I once read you lose 20-30 points of IQ when you have a migraine. At least. So yes maybenow I can understand why you'd get confused. I always feel like I'm trying to think through treacle, and have to force thoughts out.

judyjudyjones · 04/11/2011 23:15

I have only realised on this thread that I haven't had one for 14 years. They are no where near a headache. I do know someone who got addicted to opiates, as a form of treatment.
Is my msg of any help?

I don't do caffeine anymore, whether or not that is relevant I do not know, but I tried everything.
I used to lie in a darkened room wanting death. I feel for you migraine sufferers.

judyjudyjones · 04/11/2011 23:31

And why do men not tend to get them?
Not that I would wish them on anyone.
(blessed relief that my last was in 1998, and a few years later stopped keeping a record.)

I don't know what to do to help sufferers, but do pm me if you want to, although all I did was cut out msg and caffeine.
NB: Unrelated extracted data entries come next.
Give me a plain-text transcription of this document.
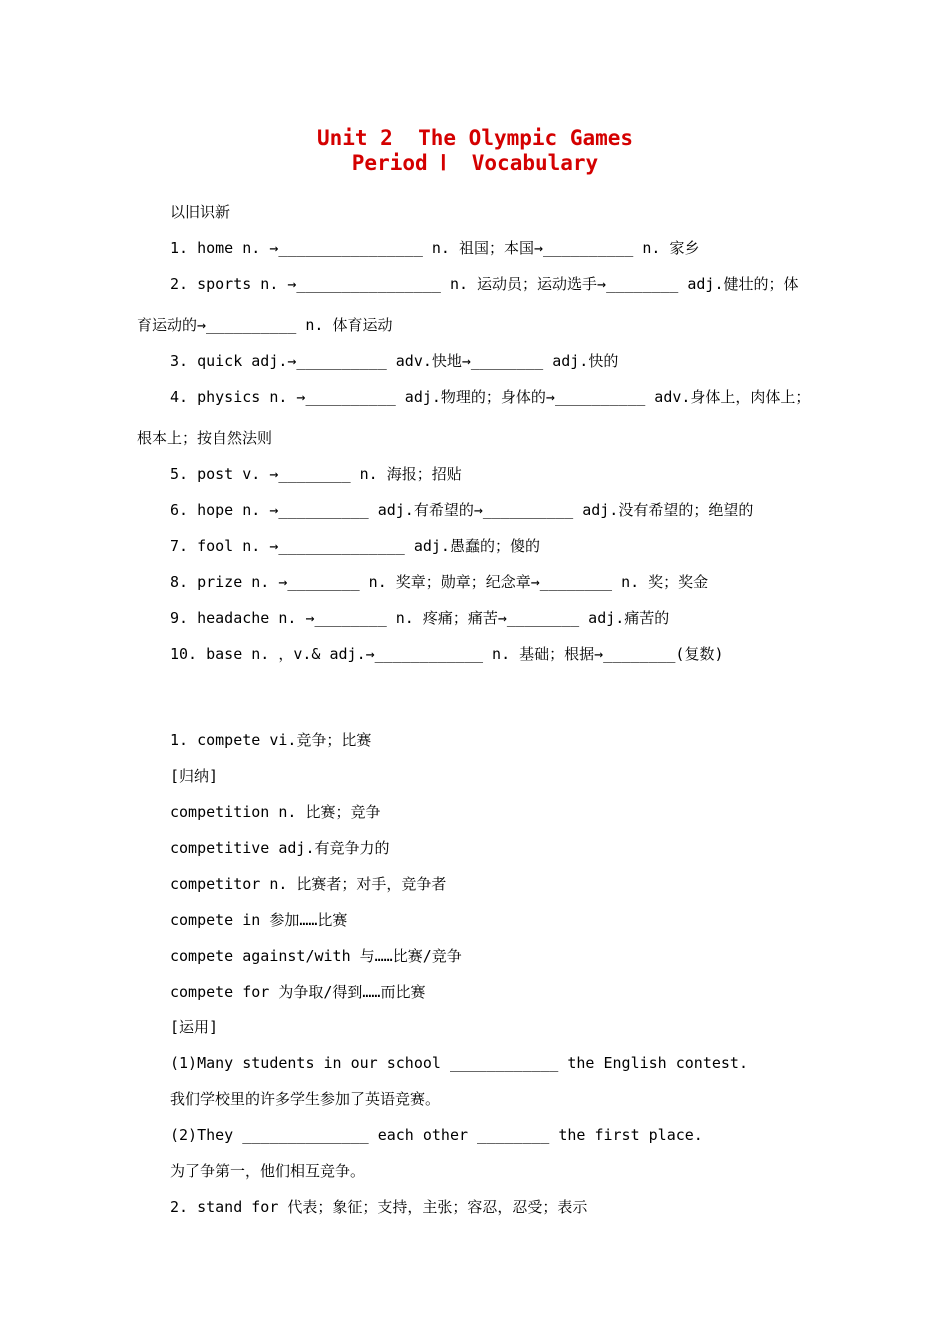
Unit 2  The Olympic Games
Period Ⅰ  Vocabulary
以旧识新
1. home n. →________________ n. 祖国；本国→__________ n. 家乡
2. sports n. →________________ n. 运动员；运动选手→________ adj.健壮的；体
育运动的→__________ n. 体育运动
3. quick adj.→__________ adv.快地→________ adj.快的
4. physics n. →__________ adj.物理的；身体的→__________ adv.身体上，肉体上；
根本上；按自然法则
5. post v. →________ n. 海报；招贴
6. hope n. →__________ adj.有希望的→__________ adj.没有希望的；绝望的
7. fool n. →______________ adj.愚蠢的；傻的
8. prize n. →________ n. 奖章；勋章；纪念章→________ n. 奖；奖金
9. headache n. →________ n. 疼痛；痛苦→________ adj.痛苦的
10. base n. ，v.& adj.→____________ n. 基础；根据→________(复数)
1. compete vi.竞争；比赛
[归纳]
competition n. 比赛；竞争
competitive adj.有竞争力的
competitor n. 比赛者；对手，竞争者
compete in 参加……比赛
compete against/with 与……比赛/竞争
compete for 为争取/得到……而比赛
[运用]
(1)Many students in our school ____________ the English contest.
我们学校里的许多学生参加了英语竞赛。
(2)They ______________ each other ________ the first place.
为了争第一，他们相互竞争。
2. stand for 代表；象征；支持，主张；容忍，忍受；表示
I didn't see a gp about it butI would be interested to hear what a gp would have said . I don't want to tempt fate but my last was 14 years ago.

I don't know much about opiates/morphine, but I think that can lead o bigger problems.
(faints with relief that I have not had one for over a decade)

pm me if you think it might help but I think that I have told you most of what I have learnt.
xx

Thumbwitch · 04/11/2011 23:39

No that;s rubbish about men not getting them - both my father and my brother get heinous migraines. 3 day jobs for my Dad, lying in a darkened room (think I may have typed this up thread already) and my brother gets them almost every weekend, they don't go until he throws up.

DrCoconut · 05/11/2011 00:30

judy, my mum cut out msg, chocolate and oranges to improve her migraines. Mine are triggered by tiredness, irregular meals, certain cheeses, polo mints (don't know why!) and microgynon (when I stopped for my week off I would get a migraine every time). I have been called a drama queen and a wimp for not being able to stay up till goodness knows when and then get up the next day as usual, or go all day with no food (as if being too busy to eat makes you a saint anyway). and accused of skiving. I consider food and rest to be a medical need not an excuse to be lazy. The people with phoney migraine make it harder for the genuine to be believed. I was scared of getting a migraine during pregnancy because I take migraleve but never needed it, the hormone changes were a positive thing.

Arcadie · 05/11/2011 00:41

I'd not realised that people got migraine and headache confused until I had to be referred to a neurologist for persistent migraine. I knew I was having migraines, but it took ten minutes of in depth questioning (do you feel sick with the headache? Do you lose vision? On which side? How is the loss of vision? Does light hurt? etc etc) for her to be convinced that I wasn't just a time-wasting heache sufferer! Then we got on with the consultation!

Arcadie · 05/11/2011 00:44

I also had it explained in terms of a threshold. It's not that coffee will bring it on, or red wine, or lack of sleep, or dehydration BUT I have a threshold above which a migraine is quite likely. So if I eat dark chocolate, drink Wine and have too much Brew and not enough sleep then there's a good chance I'll be suffering for it later.

moonbells · 05/11/2011 08:20

Hormone drops are a leading cause of migraines, which is why you get them on the pill week off. One reason I gave up the pill. Pregnancy usually has fairly stable (if high) levels so you're unlikely to get that trigger.

I suffered awfully from hyperemesis to begin with; when I got to week 17 or 18 I got a thumper of a migraine and spent the day flat out but happy, because it meant that my hormones were finally dropping a bit and my nausea was going to ease. It did.

Migraine comes from hemicrania, or half head. If someone's headache is bad but bilateral, it ain't a migraine.

Blatherskite · 05/11/2011 12:54

Hormones would fit for me. I've always had fairly painless periods but for the past few months they've been absolutely awful - really bad cramps, really frustrated and angry for no real reason and the headaches/migraines have started in that time too.